時は最終局面――。
ボクと芥川、そして中島の三人は誰かに己の証明を示す様に、戦いに身を投じていた。
「……な、なにが起こったの」
しかしボクが見ていたはずの芥川と中島の二人は、ボクだけを置いて神隠しの様にふと消えてしまった。
其処に残ったのは、廊下の床に出来た綺麗な円状の穴だけ。
推測するに恐らく、その落とし穴に二人は落ちてしまったのだろう。
「まさか……あの中島が芥川君と二人きりになりたいが為にボクから離れたの。でも、ボクは逃がさない。絶対絶対絶対絶対……」
その言いつけ通りボクは一切迷わず、その穴へ真っ先に飛び込んでみせる。
「此処は……」
そこは白鯨の内部そのものの様に、無機質な空間が広がっていた。
そして、その上に敷かれた金網橋にボクは運よく着地する。
「人虎……。貴様はいつも、誰かから生きる許可を貰う為に戦っているのか。未だ過去の悲劇に捕らわれているのか」
「……そう、かもしれない。でも、僕は気づいたんだ」
どうやら芥川と中島は、ボク抜きの二人きりで会話を始めている様だ。
「……やっぱり、泥棒猫じゃないか。中島」
しかも肝心の二人はイチャイチャに夢中か何か知らないけど、ボクの事に全く気付いていない。

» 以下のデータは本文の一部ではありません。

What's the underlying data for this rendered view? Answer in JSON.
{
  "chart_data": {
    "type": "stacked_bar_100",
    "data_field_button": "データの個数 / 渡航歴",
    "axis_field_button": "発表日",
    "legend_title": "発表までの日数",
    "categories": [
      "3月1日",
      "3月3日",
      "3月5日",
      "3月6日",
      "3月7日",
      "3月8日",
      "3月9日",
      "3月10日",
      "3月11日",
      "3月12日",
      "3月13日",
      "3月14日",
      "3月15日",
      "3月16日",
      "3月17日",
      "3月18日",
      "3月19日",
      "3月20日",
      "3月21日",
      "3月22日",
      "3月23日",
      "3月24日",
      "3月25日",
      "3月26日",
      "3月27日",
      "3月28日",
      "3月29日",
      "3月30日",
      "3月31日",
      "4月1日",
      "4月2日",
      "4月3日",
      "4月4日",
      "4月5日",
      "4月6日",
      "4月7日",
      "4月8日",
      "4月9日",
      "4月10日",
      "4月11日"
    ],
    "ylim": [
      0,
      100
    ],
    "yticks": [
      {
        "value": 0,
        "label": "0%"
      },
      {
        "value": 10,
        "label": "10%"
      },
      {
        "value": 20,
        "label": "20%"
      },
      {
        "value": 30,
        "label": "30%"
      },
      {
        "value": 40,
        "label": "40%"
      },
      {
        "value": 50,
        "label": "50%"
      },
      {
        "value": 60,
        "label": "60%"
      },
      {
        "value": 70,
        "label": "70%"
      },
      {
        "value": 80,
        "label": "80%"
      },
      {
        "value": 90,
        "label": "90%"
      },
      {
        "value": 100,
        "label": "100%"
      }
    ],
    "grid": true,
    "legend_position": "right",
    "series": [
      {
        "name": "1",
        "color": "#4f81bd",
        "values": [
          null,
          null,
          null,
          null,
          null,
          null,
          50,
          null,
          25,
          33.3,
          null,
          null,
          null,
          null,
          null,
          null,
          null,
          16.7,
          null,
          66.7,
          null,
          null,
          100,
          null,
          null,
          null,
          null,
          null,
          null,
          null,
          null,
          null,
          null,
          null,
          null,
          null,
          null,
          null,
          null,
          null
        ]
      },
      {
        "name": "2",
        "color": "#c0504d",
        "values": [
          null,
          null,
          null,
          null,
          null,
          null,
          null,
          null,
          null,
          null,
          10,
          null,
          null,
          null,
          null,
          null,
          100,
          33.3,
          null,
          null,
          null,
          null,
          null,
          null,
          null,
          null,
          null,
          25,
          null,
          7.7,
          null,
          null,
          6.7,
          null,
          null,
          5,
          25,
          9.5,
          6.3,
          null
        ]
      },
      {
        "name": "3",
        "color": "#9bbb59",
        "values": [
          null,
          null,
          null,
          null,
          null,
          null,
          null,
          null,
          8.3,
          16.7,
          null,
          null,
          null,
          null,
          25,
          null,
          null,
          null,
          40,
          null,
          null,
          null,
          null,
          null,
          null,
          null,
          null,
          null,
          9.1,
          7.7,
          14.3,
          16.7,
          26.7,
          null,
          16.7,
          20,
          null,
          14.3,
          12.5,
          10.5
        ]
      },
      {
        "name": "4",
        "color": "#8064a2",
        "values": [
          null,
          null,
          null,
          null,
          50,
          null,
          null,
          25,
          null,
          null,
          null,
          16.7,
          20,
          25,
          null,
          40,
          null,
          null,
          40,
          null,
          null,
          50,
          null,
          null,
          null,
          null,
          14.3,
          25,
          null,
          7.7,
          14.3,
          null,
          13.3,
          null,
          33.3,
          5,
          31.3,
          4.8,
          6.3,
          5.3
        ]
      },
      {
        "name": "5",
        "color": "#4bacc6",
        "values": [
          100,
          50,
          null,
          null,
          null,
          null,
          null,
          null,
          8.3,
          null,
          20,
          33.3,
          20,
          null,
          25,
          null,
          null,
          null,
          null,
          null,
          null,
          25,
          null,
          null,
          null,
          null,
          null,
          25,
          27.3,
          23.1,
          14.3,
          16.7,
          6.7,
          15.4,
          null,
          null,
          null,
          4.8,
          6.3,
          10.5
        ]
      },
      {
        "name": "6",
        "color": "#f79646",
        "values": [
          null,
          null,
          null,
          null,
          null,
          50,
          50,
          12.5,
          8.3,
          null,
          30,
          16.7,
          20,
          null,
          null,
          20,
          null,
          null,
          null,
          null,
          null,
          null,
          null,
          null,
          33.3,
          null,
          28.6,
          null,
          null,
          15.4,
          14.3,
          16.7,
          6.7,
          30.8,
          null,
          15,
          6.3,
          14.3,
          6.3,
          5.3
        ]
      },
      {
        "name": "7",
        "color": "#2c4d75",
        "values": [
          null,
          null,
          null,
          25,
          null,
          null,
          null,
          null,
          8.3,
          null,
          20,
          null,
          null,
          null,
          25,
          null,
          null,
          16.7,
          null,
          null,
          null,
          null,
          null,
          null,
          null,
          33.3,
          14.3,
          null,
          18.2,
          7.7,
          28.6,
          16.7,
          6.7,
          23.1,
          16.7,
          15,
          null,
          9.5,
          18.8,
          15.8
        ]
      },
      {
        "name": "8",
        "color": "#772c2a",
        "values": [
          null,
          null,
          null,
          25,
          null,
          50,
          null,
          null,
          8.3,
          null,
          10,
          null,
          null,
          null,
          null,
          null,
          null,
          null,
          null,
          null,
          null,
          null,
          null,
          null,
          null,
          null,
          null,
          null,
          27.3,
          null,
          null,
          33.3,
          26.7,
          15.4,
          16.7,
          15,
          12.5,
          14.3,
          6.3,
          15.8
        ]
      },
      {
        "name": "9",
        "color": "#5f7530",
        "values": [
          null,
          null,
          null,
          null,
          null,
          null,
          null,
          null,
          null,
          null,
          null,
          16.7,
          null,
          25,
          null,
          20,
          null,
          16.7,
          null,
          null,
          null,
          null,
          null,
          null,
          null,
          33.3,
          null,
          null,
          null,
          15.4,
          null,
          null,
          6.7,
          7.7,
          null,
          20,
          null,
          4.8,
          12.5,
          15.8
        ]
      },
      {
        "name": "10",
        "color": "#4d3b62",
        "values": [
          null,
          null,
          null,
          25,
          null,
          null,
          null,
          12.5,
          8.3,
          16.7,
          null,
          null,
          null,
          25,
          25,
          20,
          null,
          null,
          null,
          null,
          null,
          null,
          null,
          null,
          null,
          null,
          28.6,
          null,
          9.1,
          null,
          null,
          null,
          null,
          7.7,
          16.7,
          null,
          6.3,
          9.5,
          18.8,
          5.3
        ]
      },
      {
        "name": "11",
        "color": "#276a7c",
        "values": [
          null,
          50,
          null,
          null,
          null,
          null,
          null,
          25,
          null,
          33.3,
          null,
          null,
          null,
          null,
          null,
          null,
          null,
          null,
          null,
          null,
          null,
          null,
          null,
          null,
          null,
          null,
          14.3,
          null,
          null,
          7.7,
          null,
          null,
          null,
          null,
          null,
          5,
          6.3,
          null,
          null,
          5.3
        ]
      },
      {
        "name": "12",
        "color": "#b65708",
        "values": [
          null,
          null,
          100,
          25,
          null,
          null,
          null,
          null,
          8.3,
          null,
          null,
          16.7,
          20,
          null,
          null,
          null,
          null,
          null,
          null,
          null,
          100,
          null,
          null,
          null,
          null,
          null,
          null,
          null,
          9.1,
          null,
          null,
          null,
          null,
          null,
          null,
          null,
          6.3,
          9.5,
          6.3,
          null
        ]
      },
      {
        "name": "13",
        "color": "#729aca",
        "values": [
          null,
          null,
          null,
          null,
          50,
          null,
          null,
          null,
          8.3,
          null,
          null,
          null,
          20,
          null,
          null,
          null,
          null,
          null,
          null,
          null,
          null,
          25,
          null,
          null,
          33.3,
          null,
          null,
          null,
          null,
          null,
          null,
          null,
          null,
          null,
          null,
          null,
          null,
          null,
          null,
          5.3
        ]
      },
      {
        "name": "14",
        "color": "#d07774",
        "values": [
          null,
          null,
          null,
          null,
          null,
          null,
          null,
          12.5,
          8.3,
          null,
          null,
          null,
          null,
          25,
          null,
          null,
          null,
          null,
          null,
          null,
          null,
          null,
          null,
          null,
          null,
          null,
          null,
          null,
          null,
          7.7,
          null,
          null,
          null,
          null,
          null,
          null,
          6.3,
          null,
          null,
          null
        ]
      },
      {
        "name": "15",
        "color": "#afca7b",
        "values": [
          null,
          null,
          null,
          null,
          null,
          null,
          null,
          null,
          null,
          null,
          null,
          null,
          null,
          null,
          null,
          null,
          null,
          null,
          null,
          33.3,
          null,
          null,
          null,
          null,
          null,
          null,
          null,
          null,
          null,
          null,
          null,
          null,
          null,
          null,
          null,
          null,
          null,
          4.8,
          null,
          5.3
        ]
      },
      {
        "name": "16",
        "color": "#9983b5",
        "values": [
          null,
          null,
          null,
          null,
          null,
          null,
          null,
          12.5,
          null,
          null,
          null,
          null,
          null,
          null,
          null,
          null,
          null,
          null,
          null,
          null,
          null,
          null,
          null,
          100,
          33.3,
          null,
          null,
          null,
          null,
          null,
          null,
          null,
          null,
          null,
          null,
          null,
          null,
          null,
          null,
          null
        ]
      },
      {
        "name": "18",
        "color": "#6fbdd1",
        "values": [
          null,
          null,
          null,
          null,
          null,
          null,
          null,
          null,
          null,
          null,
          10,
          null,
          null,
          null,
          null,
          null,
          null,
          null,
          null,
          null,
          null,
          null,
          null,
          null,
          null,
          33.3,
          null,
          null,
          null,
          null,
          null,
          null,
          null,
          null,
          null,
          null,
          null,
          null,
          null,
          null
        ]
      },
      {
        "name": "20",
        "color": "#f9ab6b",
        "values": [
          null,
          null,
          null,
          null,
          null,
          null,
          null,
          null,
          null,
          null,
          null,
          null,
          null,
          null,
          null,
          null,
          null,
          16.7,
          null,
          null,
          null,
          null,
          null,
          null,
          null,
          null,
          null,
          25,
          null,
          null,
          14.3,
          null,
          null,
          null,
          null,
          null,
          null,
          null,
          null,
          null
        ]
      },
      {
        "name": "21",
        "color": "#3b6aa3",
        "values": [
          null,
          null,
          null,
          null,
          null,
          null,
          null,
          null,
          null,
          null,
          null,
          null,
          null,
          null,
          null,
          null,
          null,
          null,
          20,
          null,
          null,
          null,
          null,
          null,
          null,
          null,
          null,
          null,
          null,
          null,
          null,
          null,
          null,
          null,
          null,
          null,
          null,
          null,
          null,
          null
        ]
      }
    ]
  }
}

「不幸な人生を歩んできた僕だけど、生きても良い許可を貰える機会を探偵社に貰った。そう……僕も同じことを誰かに言える様な人間になる為に。もう誰であろうと悲劇を起こさない様に……! それが例え、僕に敵意を剥き出してきても」
「……くだらぬな。結局、過去に捕らわれているだけでは無いか。結局、貴様は誰も見ていない、己の不幸しか見ていない、単なる愚か者だ……!」
「そ、そんな事は……」
「異能と運が良いだけで! 太宰さんに認め称えられていると言うのに!」
「だ、太宰さんって……何で其処に名前が……」
しかしそんな二人のやり取りを見て、ボクは笑わずにはいられなかった。
「ほら、ボク以外を太宰さん?だっけか、追いかけるから不幸になる。ボクなら、こんな事にならずに済むのに。芥川君」
ボクは二人だけで成立する会話に、無理やりにでも割って入ってやる。
「……貴様は後のデザートだ。後で相手してやる」
「嫌だ。ボクだけを見てくれないと……駄目じゃないか!」
――こうして改めて、三人での戦闘が開始。
ボクは好意や殺意が入り混じった感情を剥き出しにしながら、心で考えるより先に身を芥川にあえて無防備に預ける。
ボクの作戦はただ一つ。それは骨を切らせるどころか、狂犬に骨髄ごと貪り食われても肉を断つ捨て身の戦法。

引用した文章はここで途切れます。